Each to each a looking glass, reflects the other that doth pass.
George Herbert Mead (1903)
My sense of myself depends on how I think you see me.
When you stare in the street, it makes me feel ugly, unacceptable. I hate the staring. I notice the quick glances, too. The glances that yell, “you’re different”.
I care so much about what you think of me. I study your facial expressions, body language, to check for the minutest sign that I am annoying you, boring you, that you dislike me.
I expect you to dislike me. I feel rotten, bad as bad, to the very core. Hell, my entire personality – all that I think, feel and behave is fundamentally disordered. The psychiatric looking glass. I try to cover that up in a cloak of kindness. I want to please you. I want you to like me.

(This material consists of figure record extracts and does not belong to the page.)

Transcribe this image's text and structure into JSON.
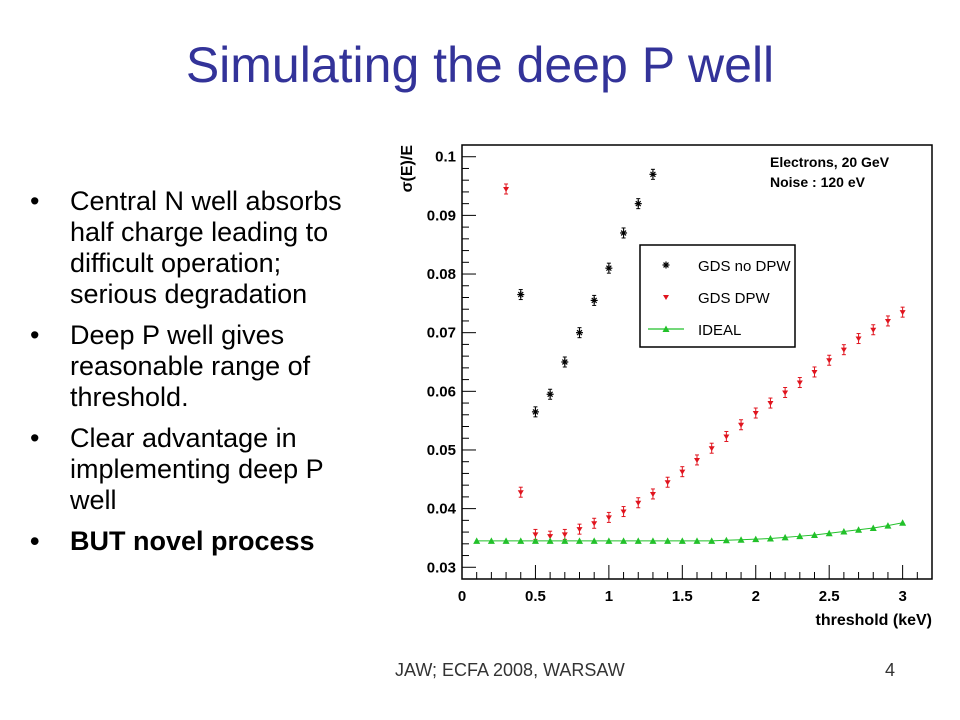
{
  "slide": {
    "title": "Simulating the deep P well",
    "bullets": [
      {
        "text": "Central N well absorbs half charge leading to difficult operation; serious degradation",
        "bold": false
      },
      {
        "text": "Deep P well gives reasonable range of threshold.",
        "bold": false
      },
      {
        "text": "Clear advantage in implementing deep P well",
        "bold": false
      },
      {
        "text": "BUT novel process",
        "bold": true
      }
    ],
    "bullet_glyph": "•",
    "footer": "JAW;     ECFA 2008, WARSAW",
    "page_number": "4"
  },
  "colors": {
    "title": "#333399",
    "series_no_dpw": "#000000",
    "series_dpw": "#e0141e",
    "series_ideal": "#22c12a"
  },
  "chart_data": {
    "type": "scatter",
    "title": "",
    "xlabel": "threshold (keV)",
    "ylabel": "σ(E)/E",
    "xlim": [
      0,
      3.2
    ],
    "ylim": [
      0.028,
      0.102
    ],
    "xticks": [
      "0",
      "0.5",
      "1",
      "1.5",
      "2",
      "2.5",
      "3"
    ],
    "yticks": [
      "0.03",
      "0.04",
      "0.05",
      "0.06",
      "0.07",
      "0.08",
      "0.09",
      "0.1"
    ],
    "annotations": [
      "Electrons, 20 GeV",
      "Noise : 120 eV"
    ],
    "legend_position": "center-right",
    "grid": false,
    "series": [
      {
        "name": "GDS no DPW",
        "marker": "star",
        "x": [
          0.4,
          0.5,
          0.6,
          0.7,
          0.8,
          0.9,
          1.0,
          1.1,
          1.2,
          1.3
        ],
        "y": [
          0.0765,
          0.0565,
          0.0595,
          0.065,
          0.07,
          0.0755,
          0.081,
          0.087,
          0.092,
          0.097
        ]
      },
      {
        "name": "GDS DPW",
        "marker": "triangle-down",
        "x": [
          0.3,
          0.4,
          0.5,
          0.6,
          0.7,
          0.8,
          0.9,
          1.0,
          1.1,
          1.2,
          1.3,
          1.4,
          1.5,
          1.6,
          1.7,
          1.8,
          1.9,
          2.0,
          2.1,
          2.2,
          2.3,
          2.4,
          2.5,
          2.6,
          2.7,
          2.8,
          2.9,
          3.0
        ],
        "y": [
          0.0945,
          0.0428,
          0.0356,
          0.0353,
          0.0356,
          0.0365,
          0.0375,
          0.0385,
          0.0395,
          0.041,
          0.0425,
          0.0445,
          0.0463,
          0.0483,
          0.0503,
          0.0523,
          0.0543,
          0.0563,
          0.058,
          0.0598,
          0.0615,
          0.0633,
          0.0653,
          0.0671,
          0.069,
          0.0705,
          0.072,
          0.0735
        ]
      },
      {
        "name": "IDEAL",
        "marker": "triangle-up",
        "x": [
          0.1,
          0.2,
          0.3,
          0.4,
          0.5,
          0.6,
          0.7,
          0.8,
          0.9,
          1.0,
          1.1,
          1.2,
          1.3,
          1.4,
          1.5,
          1.6,
          1.7,
          1.8,
          1.9,
          2.0,
          2.1,
          2.2,
          2.3,
          2.4,
          2.5,
          2.6,
          2.7,
          2.8,
          2.9,
          3.0
        ],
        "y": [
          0.0345,
          0.0345,
          0.0345,
          0.0345,
          0.0345,
          0.0345,
          0.0345,
          0.0345,
          0.0345,
          0.0345,
          0.0345,
          0.0345,
          0.0345,
          0.0345,
          0.0345,
          0.0345,
          0.0345,
          0.0346,
          0.0347,
          0.0348,
          0.0349,
          0.0351,
          0.0353,
          0.0355,
          0.0358,
          0.0361,
          0.0364,
          0.0367,
          0.0371,
          0.0376
        ]
      }
    ]
  }
}
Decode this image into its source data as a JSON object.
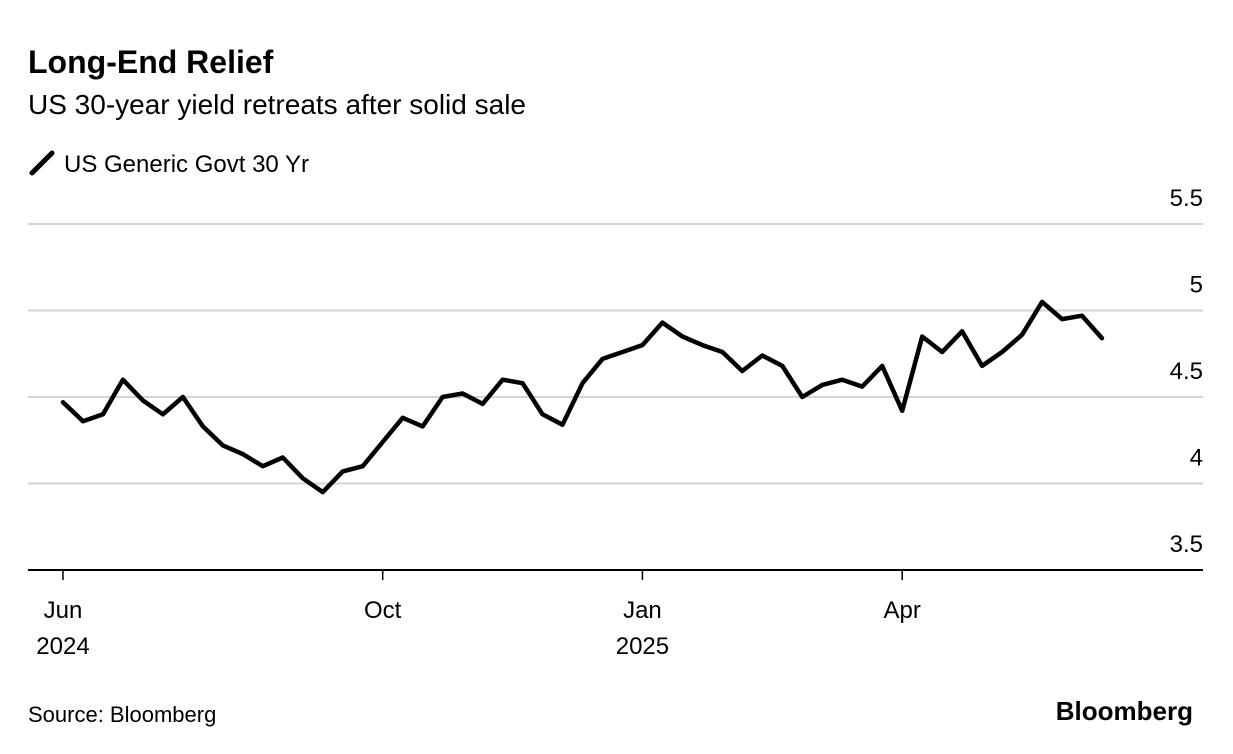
{
  "chart_data": {
    "type": "line",
    "title": "Long-End Relief",
    "subtitle": "US 30-year yield retreats after solid sale",
    "source": "Source: Bloomberg",
    "brand": "Bloomberg",
    "categories": [
      "Jun",
      null,
      null,
      null,
      null,
      null,
      null,
      null,
      null,
      null,
      null,
      null,
      null,
      null,
      null,
      null,
      "Oct",
      null,
      null,
      null,
      null,
      null,
      null,
      null,
      null,
      null,
      null,
      null,
      null,
      "Jan",
      null,
      null,
      null,
      null,
      null,
      null,
      null,
      null,
      null,
      null,
      null,
      null,
      "Apr",
      null,
      null,
      null,
      null,
      null,
      null,
      null,
      null,
      null,
      null
    ],
    "category_years": [
      "2024",
      null,
      null,
      null,
      null,
      null,
      null,
      null,
      null,
      null,
      null,
      null,
      null,
      null,
      null,
      null,
      null,
      null,
      null,
      null,
      null,
      null,
      null,
      null,
      null,
      null,
      null,
      null,
      null,
      "2025",
      null,
      null,
      null,
      null,
      null,
      null,
      null,
      null,
      null,
      null,
      null,
      null,
      null,
      null,
      null,
      null,
      null,
      null,
      null,
      null,
      null,
      null,
      null
    ],
    "series": [
      {
        "name": "US Generic Govt 30 Yr",
        "color": "#000000",
        "values": [
          4.47,
          4.36,
          4.4,
          4.6,
          4.48,
          4.4,
          4.5,
          4.33,
          4.22,
          4.17,
          4.1,
          4.15,
          4.03,
          3.95,
          4.07,
          4.1,
          4.24,
          4.38,
          4.33,
          4.5,
          4.52,
          4.46,
          4.6,
          4.58,
          4.4,
          4.34,
          4.58,
          4.72,
          4.76,
          4.8,
          4.93,
          4.85,
          4.8,
          4.76,
          4.65,
          4.74,
          4.68,
          4.5,
          4.57,
          4.6,
          4.56,
          4.68,
          4.42,
          4.85,
          4.76,
          4.88,
          4.68,
          4.76,
          4.86,
          5.05,
          4.95,
          4.97,
          4.84
        ]
      }
    ],
    "ylim": [
      3.5,
      5.5
    ],
    "yticks": [
      3.5,
      4,
      4.5,
      5,
      5.5
    ],
    "grid": true
  }
}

When meetings are cancelled, messages go unanswered, I worry that it is because you would rather not have anything to do with me.
I need you to like me, but I can never ask. When I asked as a teenager, there was a long list of things offered; reasons why I was disliked; being avoided; being excluded. I thought I was OK before then. Wanted. But I was very, very wrong. I can’t trust that I am acceptable anymore. I fear your rejection, most of all.
I am frightened that you will see how bad I am. How full of rubbish. I am frightened that if I show you who I really am, you won’t want to know me. I don’t feel able to trust you with who I really am. But I want to trust you completely.